Apps like MLB.TV proves that the successes of sports leagues are now defined by more than its superstars and playoff thrills. It’s harder than ever to snag the attention of sports fans—24/7 television networks, sports talk radio stations, a plethora of content websites, sports-centric podcasts, and access to games, both locally and across the nation, muddy the playing field.
Leagues, teams, and media businesses build products like MLB.TV to set themselves apart from the competition. Fielding a professional team requires the work of hundreds of people—coaches, scouts, front office personnel, players, grounds crew, human resources folks, and more. Developing a major content website, a streaming service, a fan experience hub, or any other new product needs far fewer collaborators. The men and women needed to create on-screen magic are paid well and are in high demand across the country. Here’s a look at some key product development roles.
Product Manager
Product management has been described as “the intersection between business, technology, and user experience,” with the role of Product Manager sitting at the crossroads. Just to be clear, Product Managers aren’t developers. They play the overseer, defining a product roadmap—the path from start to finish—that meets business goals as well as customer expectations. Product Managers lead design sessions while supporting the engineering team throughout sprint cycles (a.k.a. defined work cycles) by removing roadblocks to completion. Manage relationships with stakeholders and stay attuned to the competition, so team members make the best decisions possible. Passion, attention to detail, and the ability to inspire are all vital because you’re the product visionary, making a case to keep your project a priority, fighting for resources (people and money), and staying close enough to ensure quality and timely delivery.
Mobile Engineer (iOS/Android)
Software and services development no longer begins and ends with the desktop experience. Sure, the software is still built for Windows and Mac operating systems, but the phrase “mobile first” rings truer than ever before. Years ago, companies outsourced Android and iOS software development to keep in-house costs low for a secondary priority, but mobile is no longer a second-class citizen. The role of the Mobile Engineer has matured in the world of technology. It’s someone that can guide mobile architectural decisions and technical strategy for a company. Define development and design best practices and implement the techniques, frameworks, and utilities needed to create efficient, beautiful mobile applications. Leverage deep technical know-how to explore native app development, responsive web design, scalable platforms, API interaction for data access, and future-forward constructs. Mobile engineering is more complex than ever before because of the nearly endless possibilities demanding dedicated experts to lead the charge.

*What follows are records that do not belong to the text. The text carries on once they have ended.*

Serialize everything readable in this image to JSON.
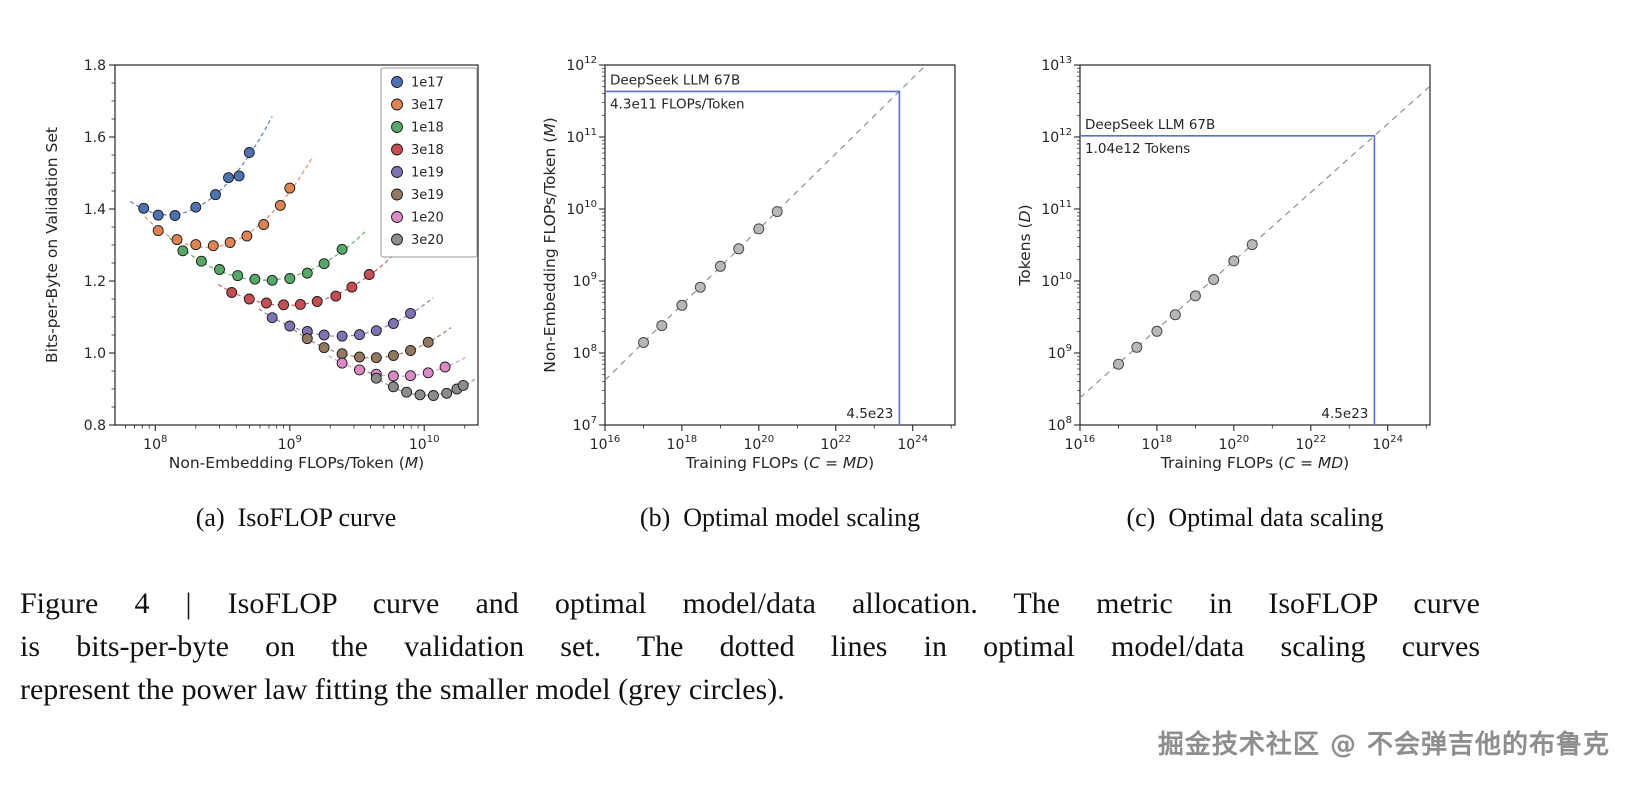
{
  "figure": {
    "subcaptions": [
      {
        "tag": "(a)",
        "text": "IsoFLOP curve"
      },
      {
        "tag": "(b)",
        "text": "Optimal model scaling"
      },
      {
        "tag": "(c)",
        "text": "Optimal data scaling"
      }
    ],
    "caption_lines": [
      "Figure 4 | IsoFLOP curve and optimal model/data allocation. The metric in IsoFLOP curve",
      "is bits-per-byte on the validation set. The dotted lines in optimal model/data scaling curves",
      "represent the power law fitting the smaller model (grey circles)."
    ],
    "watermark": "掘金技术社区 @ 不会弹吉他的布鲁克"
  },
  "style": {
    "accent_blue": "#5b6fce",
    "point_gray": "#b8b8b8",
    "point_gray_edge": "#4a4a4a",
    "fit_gray": "#8f8f8f",
    "spine": "#262626"
  },
  "chart_data": [
    {
      "panel": "a",
      "type": "scatter",
      "title": "IsoFLOP curve",
      "xlabel": "Non-Embedding FLOPs/Token (M)",
      "ylabel": "Bits-per-Byte on Validation Set",
      "xscale": "log",
      "yscale": "linear",
      "xlim_log": [
        7.7,
        10.4
      ],
      "ylim": [
        0.8,
        1.8
      ],
      "xticks": [
        100000000.0,
        1000000000.0,
        10000000000.0
      ],
      "yticks": [
        0.8,
        1.0,
        1.2,
        1.4,
        1.6,
        1.8
      ],
      "legend_position": "upper right",
      "series": [
        {
          "name": "1e17",
          "color": "#4C72B0",
          "points": [
            [
              82000000.0,
              1.402
            ],
            [
              105000000.0,
              1.383
            ],
            [
              140000000.0,
              1.382
            ],
            [
              200000000.0,
              1.405
            ],
            [
              280000000.0,
              1.44
            ],
            [
              350000000.0,
              1.487
            ],
            [
              420000000.0,
              1.492
            ],
            [
              500000000.0,
              1.557
            ]
          ]
        },
        {
          "name": "3e17",
          "color": "#DD8452",
          "points": [
            [
              105000000.0,
              1.34
            ],
            [
              145000000.0,
              1.315
            ],
            [
              200000000.0,
              1.301
            ],
            [
              270000000.0,
              1.298
            ],
            [
              360000000.0,
              1.307
            ],
            [
              480000000.0,
              1.325
            ],
            [
              640000000.0,
              1.357
            ],
            [
              850000000.0,
              1.41
            ],
            [
              1000000000.0,
              1.458
            ]
          ]
        },
        {
          "name": "1e18",
          "color": "#55A868",
          "points": [
            [
              160000000.0,
              1.284
            ],
            [
              220000000.0,
              1.255
            ],
            [
              300000000.0,
              1.232
            ],
            [
              410000000.0,
              1.215
            ],
            [
              550000000.0,
              1.205
            ],
            [
              740000000.0,
              1.202
            ],
            [
              1000000000.0,
              1.207
            ],
            [
              1350000000.0,
              1.222
            ],
            [
              1800000000.0,
              1.248
            ],
            [
              2450000000.0,
              1.288
            ]
          ]
        },
        {
          "name": "3e18",
          "color": "#C44E52",
          "points": [
            [
              370000000.0,
              1.168
            ],
            [
              500000000.0,
              1.15
            ],
            [
              670000000.0,
              1.139
            ],
            [
              900000000.0,
              1.134
            ],
            [
              1200000000.0,
              1.135
            ],
            [
              1600000000.0,
              1.143
            ],
            [
              2200000000.0,
              1.158
            ],
            [
              2900000000.0,
              1.183
            ],
            [
              3900000000.0,
              1.218
            ]
          ]
        },
        {
          "name": "1e19",
          "color": "#8172B3",
          "points": [
            [
              740000000.0,
              1.098
            ],
            [
              1000000000.0,
              1.075
            ],
            [
              1350000000.0,
              1.06
            ],
            [
              1800000000.0,
              1.05
            ],
            [
              2450000000.0,
              1.047
            ],
            [
              3300000000.0,
              1.051
            ],
            [
              4400000000.0,
              1.062
            ],
            [
              5900000000.0,
              1.082
            ],
            [
              7900000000.0,
              1.11
            ]
          ]
        },
        {
          "name": "3e19",
          "color": "#937860",
          "points": [
            [
              1350000000.0,
              1.04
            ],
            [
              1800000000.0,
              1.015
            ],
            [
              2450000000.0,
              0.998
            ],
            [
              3300000000.0,
              0.989
            ],
            [
              4400000000.0,
              0.987
            ],
            [
              5900000000.0,
              0.993
            ],
            [
              7900000000.0,
              1.007
            ],
            [
              10700000000.0,
              1.03
            ]
          ]
        },
        {
          "name": "1e20",
          "color": "#DA8BC3",
          "points": [
            [
              2450000000.0,
              0.972
            ],
            [
              3300000000.0,
              0.953
            ],
            [
              4400000000.0,
              0.941
            ],
            [
              5900000000.0,
              0.936
            ],
            [
              7900000000.0,
              0.937
            ],
            [
              10700000000.0,
              0.945
            ],
            [
              14300000000.0,
              0.961
            ]
          ]
        },
        {
          "name": "3e20",
          "color": "#8C8C8C",
          "points": [
            [
              4400000000.0,
              0.93
            ],
            [
              5900000000.0,
              0.906
            ],
            [
              7400000000.0,
              0.891
            ],
            [
              9300000000.0,
              0.884
            ],
            [
              11700000000.0,
              0.882
            ],
            [
              14700000000.0,
              0.888
            ],
            [
              17500000000.0,
              0.9
            ],
            [
              19500000000.0,
              0.91
            ]
          ]
        }
      ]
    },
    {
      "panel": "b",
      "type": "scatter",
      "title": "Optimal model scaling",
      "xlabel": "Training FLOPs (C = MD)",
      "ylabel": "Non-Embedding FLOPs/Token (M)",
      "xscale": "log",
      "yscale": "log",
      "xlim_log": [
        16,
        25.1
      ],
      "ylim_log": [
        7,
        12
      ],
      "xticks_log": [
        16,
        18,
        20,
        22,
        24
      ],
      "yticks_log": [
        7,
        8,
        9,
        10,
        11,
        12
      ],
      "points": [
        [
          1e+17,
          140000000.0
        ],
        [
          3e+17,
          240000000.0
        ],
        [
          1e+18,
          460000000.0
        ],
        [
          3e+18,
          820000000.0
        ],
        [
          1e+19,
          1600000000.0
        ],
        [
          3e+19,
          2800000000.0
        ],
        [
          1e+20,
          5300000000.0
        ],
        [
          3e+20,
          9200000000.0
        ]
      ],
      "fit_line": {
        "slope": 0.5243,
        "intercept_log10": -0.7657,
        "style": "dashed"
      },
      "annotation": {
        "name": "DeepSeek LLM 67B",
        "value_label": "4.3e11 FLOPs/Token",
        "x": 4.5e+23,
        "y": 430000000000.0,
        "x_label": "4.5e23"
      }
    },
    {
      "panel": "c",
      "type": "scatter",
      "title": "Optimal data scaling",
      "xlabel": "Training FLOPs (C = MD)",
      "ylabel": "Tokens (D)",
      "xscale": "log",
      "yscale": "log",
      "xlim_log": [
        16,
        25.1
      ],
      "ylim_log": [
        8,
        13
      ],
      "xticks_log": [
        16,
        18,
        20,
        22,
        24
      ],
      "yticks_log": [
        8,
        9,
        10,
        11,
        12,
        13
      ],
      "points": [
        [
          1e+17,
          700000000.0
        ],
        [
          3e+17,
          1200000000.0
        ],
        [
          1e+18,
          2000000000.0
        ],
        [
          3e+18,
          3400000000.0
        ],
        [
          1e+19,
          6200000000.0
        ],
        [
          3e+19,
          10500000000.0
        ],
        [
          1e+20,
          19000000000.0
        ],
        [
          3e+20,
          32000000000.0
        ]
      ],
      "fit_line": {
        "slope": 0.4757,
        "intercept_log10": 0.7659,
        "style": "dashed"
      },
      "annotation": {
        "name": "DeepSeek LLM 67B",
        "value_label": "1.04e12 Tokens",
        "x": 4.5e+23,
        "y": 1040000000000.0,
        "x_label": "4.5e23"
      }
    }
  ]
}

Front-End Software Engineer
Launch the Yahoo! Fantasy Sports, ESPN, DraftKings, or MLB At Bat app, and you’re looking at a front end. Front End Software Engineers do the heavy code development on the presentation layer of a product, whether it’s a mobile app, website, streaming service, or desktop application. Developers utilize HTML and CSS to create interfaces to match product specs and system requirements. They spend their days upgrading existing code, creating new code, and resolving bugs reported by internal testers and end users. Create a user-friendly interface that allows people to easily manipulate data and run transactions that are otherwise unusable. Collaborate with UX and UI Designers, Product Managers, and Back End Engineers to make useful products and services.
UX Designer & UI Designer
A User Experience Designer (UXD) focuses on the feel of a product. Unlike a UI Designer that dabbles in most of the details, a UX Designer purposefully avoids the particulars of every button, textbox, and label. Someone in this role ensures the product flows from step to step, task to task, and across the workflow seamlessly. Consider each possible user problem, research potential solutions and make a decision that a UI Designer can help implement across the product. Gather users for in-person testing to determine where people struggle and see when design efforts thrive. Couple that real-world feedback with common user experience design principles to create products that feel good and flow well.
A User Interface Designer (UID) concentrates on the layout of a product. In this role, it’s all about the specifics. Screen and page design matter—the order of content, font and style choices, swipes versus taps, input box sizes, and tap target areas. UI Designers know if sliders, control knobs, radio buttons, or checkboxes make the most sense and determine where, on a screen or page, each of them belongs. A UI Designer must stay true to the maxim set forth by a UX Designer, so the overall look and feel are preserved while challenging design decisions to create the best user experience possible.